Net promoter score (NPS): If you have a genuinely valuable product, your customers would love you and would love to recommend you to others. That’s what an NPS score indicates – how loyal customers are and how likely they are to turn into brand advocates.
Subtract the percentage of detractors (0-6 rating) from the percentage of promoters (9-10 rating) to get the NPS score.
Growth analytics beyond the numbers
While metrics provide valuable insights into the “what” of a growth analytics exercise, it's equally crucial to understand the objectives or the “why” behind it, as well as the process or the “how” of conducting such an exercise.
Setting meaningful objectives is the first step
No growth strategy can begin unless you have clear goals and KPIs (key performance indicators) or metrics defined that match up with your big-picture goals. Why do you want to look at all those numbers? Are you chasing a bigger slice of the pie? Or do you want to just keep your customers happy, now and forever? If you know where you want to go, you can select the right metrics to get the lowdown on how you're doing and help steer your next move.
Segment your users to see them in true light
Not all users are equal and segmentation, whether by firmographics, behavior patterns or acquisition channels, can help you see that. When you look at the granularity, you can uncover gaps, identify untapped opportunities, optimize resources and of course, drive personalized engagement.
Qualitative data unveils feelings
While numbers paint a pretty clear picture of what users are up to and where your business is heading, they miss the subtler shades of the human experience – what does your customer think or feel and why. That's where qualitative data comes in handy. By incorporating user interviews, surveys, and feedback into the analytics mix, you can dive deeper into what makes their users tick – their dreams, their headaches, their big wishes – ultimately informing your product roadmap, sales initiatives and marketing campaigns. Furthermore, you should focus on improving database observability which brings improved CI/CD pipeline performance, agility, consistency, and efficiency. Take a look at the most important database observability metrics examples for DevOps teams to help them get visibility into the state and change of data stores and pipelines.
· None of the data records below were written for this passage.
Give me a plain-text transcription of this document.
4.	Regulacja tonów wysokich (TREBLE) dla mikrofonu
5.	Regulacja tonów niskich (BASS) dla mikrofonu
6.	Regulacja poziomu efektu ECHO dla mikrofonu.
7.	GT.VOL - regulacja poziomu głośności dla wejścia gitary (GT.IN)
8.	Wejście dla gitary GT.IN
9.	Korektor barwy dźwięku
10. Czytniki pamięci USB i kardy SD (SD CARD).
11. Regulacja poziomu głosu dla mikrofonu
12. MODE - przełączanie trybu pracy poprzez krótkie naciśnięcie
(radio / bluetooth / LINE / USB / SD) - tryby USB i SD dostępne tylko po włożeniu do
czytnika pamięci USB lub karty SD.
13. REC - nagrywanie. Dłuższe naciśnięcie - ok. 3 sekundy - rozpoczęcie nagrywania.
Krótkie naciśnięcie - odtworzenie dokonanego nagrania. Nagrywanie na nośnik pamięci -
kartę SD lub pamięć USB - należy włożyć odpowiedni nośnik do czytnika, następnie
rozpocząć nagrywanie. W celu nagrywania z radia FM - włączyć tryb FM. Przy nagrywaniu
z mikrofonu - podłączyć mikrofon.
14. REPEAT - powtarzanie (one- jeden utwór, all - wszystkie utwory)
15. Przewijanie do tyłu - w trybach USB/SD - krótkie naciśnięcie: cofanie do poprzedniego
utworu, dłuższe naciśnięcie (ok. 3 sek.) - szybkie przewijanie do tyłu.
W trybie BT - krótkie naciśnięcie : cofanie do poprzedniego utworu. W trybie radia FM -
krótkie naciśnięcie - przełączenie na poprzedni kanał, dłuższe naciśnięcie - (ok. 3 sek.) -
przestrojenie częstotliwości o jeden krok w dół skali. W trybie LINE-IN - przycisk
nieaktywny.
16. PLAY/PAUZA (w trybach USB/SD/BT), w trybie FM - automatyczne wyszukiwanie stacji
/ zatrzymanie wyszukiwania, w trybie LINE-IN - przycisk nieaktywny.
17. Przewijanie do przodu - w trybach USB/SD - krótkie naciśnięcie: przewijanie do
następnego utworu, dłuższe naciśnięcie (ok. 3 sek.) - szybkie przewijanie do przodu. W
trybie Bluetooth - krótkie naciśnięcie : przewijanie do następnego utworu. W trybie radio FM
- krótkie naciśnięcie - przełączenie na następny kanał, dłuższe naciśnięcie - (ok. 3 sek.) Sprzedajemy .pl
Be informed by data, propelled by insights
Growth analytics isn't just another “plan” to be executed – it's the cornerstone upon which countless strategies, innovations, and successes are built. It's the compass guiding businesses to spot opportunities, dig deep into product gaps, fine-tune departmental performances, and ultimately, claim a larger slice of the market.
But here's the thing: growth isn't a destination you can just reach where you grab a chair and kick back to relax. It's more like a road trip – a continuous journey marked by vigilant monitoring, daring experimentation, and continuous optimization. Whether you're hustling to bring in more users, striving to keep them engaged, or focused on boosting retention rates, growth analytics is the fuel that keeps your journey moving forward.